Historical Data Ingestion

Historical data ingestion is being deprecated. This feature will not be available in the release v2.0.0 and on wards.

By default, Parseable partitions events based on the time when they were ingested. This default partitioning is based on the p_timestamp field, which is automatically added to every log event. This way of partitioning offers a simple and efficient way to manage real time data ingestion. In several cases, users may want to partition data based on their own time fields.

For example, let's say an application generates logs with a well defined time field called timestamp. And users want to query the data based on this application generated time field (instead of time of ingestion). In this case you can partition the data based on timestamp (instead of the default p_timestamp field). This can be achieved with custom time partitioning.

Another case for custom time partitioning is when you want to ingest historical data. For example, you have logs from the past that you want to ingest into Parseable. In this case, you can use custom time partitioning to ingest historical data. We'll discuss how to ingest historical data in the below sections.

Time partitioning in Parseable

While creating a stream, you can specify a custom time field for partitioning. This field should be of type string (that can be parsed as a timestamp). Once the stream is created, Parseable will automatically create physical partitions based on the time field values.

Now, when any query is run, Parseable will now expect the startime and endtime based on the custom time field. For example, if you have a custom time field timestamp. You can run queries like select * from logs where timestamp >= '2021-01-01T00:00:00Z' and timestamp < '2021-01-02T00:00:00Z'.

Note\

Custom time partition is a one-time setting and hence cannot be changed once the stream is created. If you want to change the time field, please create a new stream.
If there is an event that doesn't have the timestamp field, then that ingestion call will fail, because Parseable doesn't know how to partition that event.

How to ingest historical data

While ingesting historical data, it is critical to use custom time partitioning. This is because if you ingest historical data in the default configuration, ingestion will happen, but events will be partitioned based on the time of ingestion. With this, the querying will become tricky, because users will need to pass the time when the event was ingested. This is not practical.

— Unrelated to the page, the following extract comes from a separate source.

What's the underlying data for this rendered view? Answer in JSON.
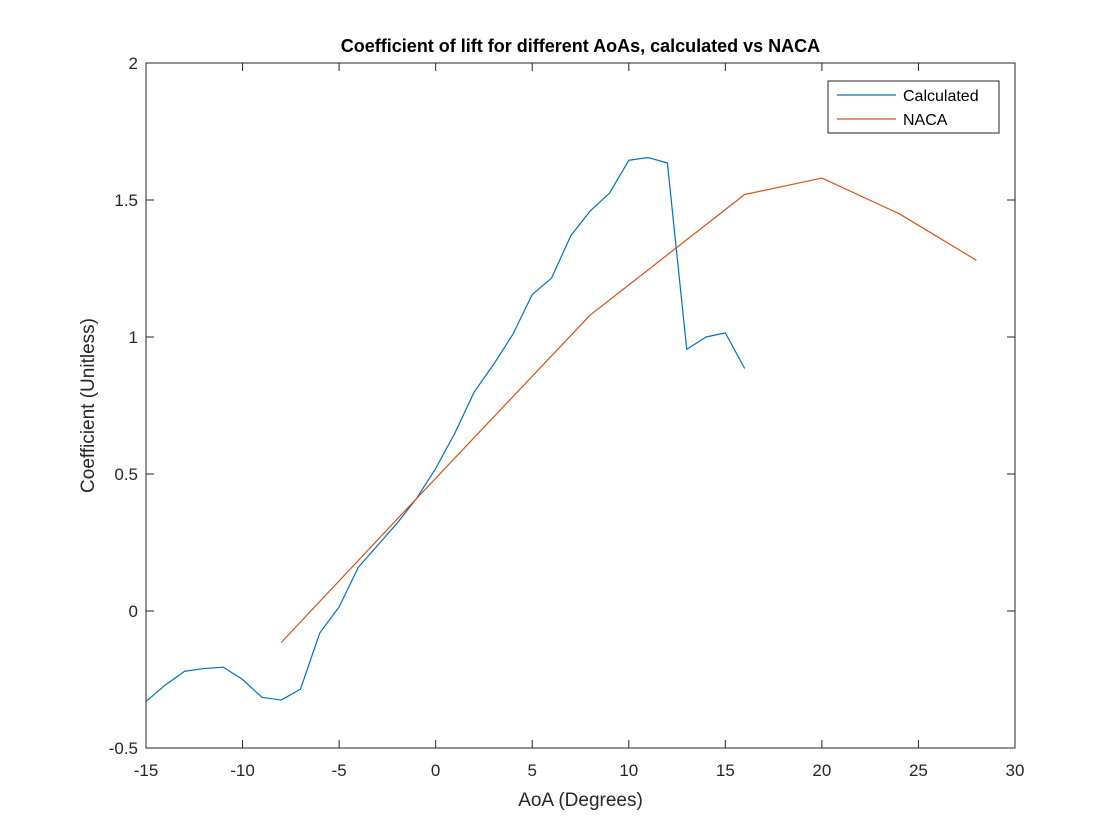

To ingest historical data, we recommend using custom time partitioning. Here are the high level steps to follow when you want to ingest historical data:

Create a stream with custom time partitioning. Specify the time field that you want to use for partitioning. For example, if you have a time field called timestamp, you can specify this field while creating the stream. The assumption here is that the historical data has the time field existing in the logs.
Ingest the historical data into the stream using an agent that can read the log files and send them to Parseable. While ingesting the data, Parseable will automatically create physical partitions based on the time field values. This way, the data will be partitioned based on the time field values and not on the time of ingestion.
Now, at the time of querying, it is straightforward to query the data based on the application's timestamp that was present in the logs.

By default, the Parseable server allows ingesting data that is up to 30 days old. If you have data older than 30 days, please configure the duration at the time of stream creation. We've chosen 30 days as a sensible default, but you can configure this to be longer or shorter based on your needs. The impact of ingesting very old (> 30 days) data is that ingestion performance may degrade as the server tries to find the right partition for each and every event.

Note
It is recommended to send data worth a smaller (few minutes) time range in a single ingest call. If a single ingest call has data from a wide range of time periods, it is expected to have an ingestion performance impact because the server needs to find the right partition for each event.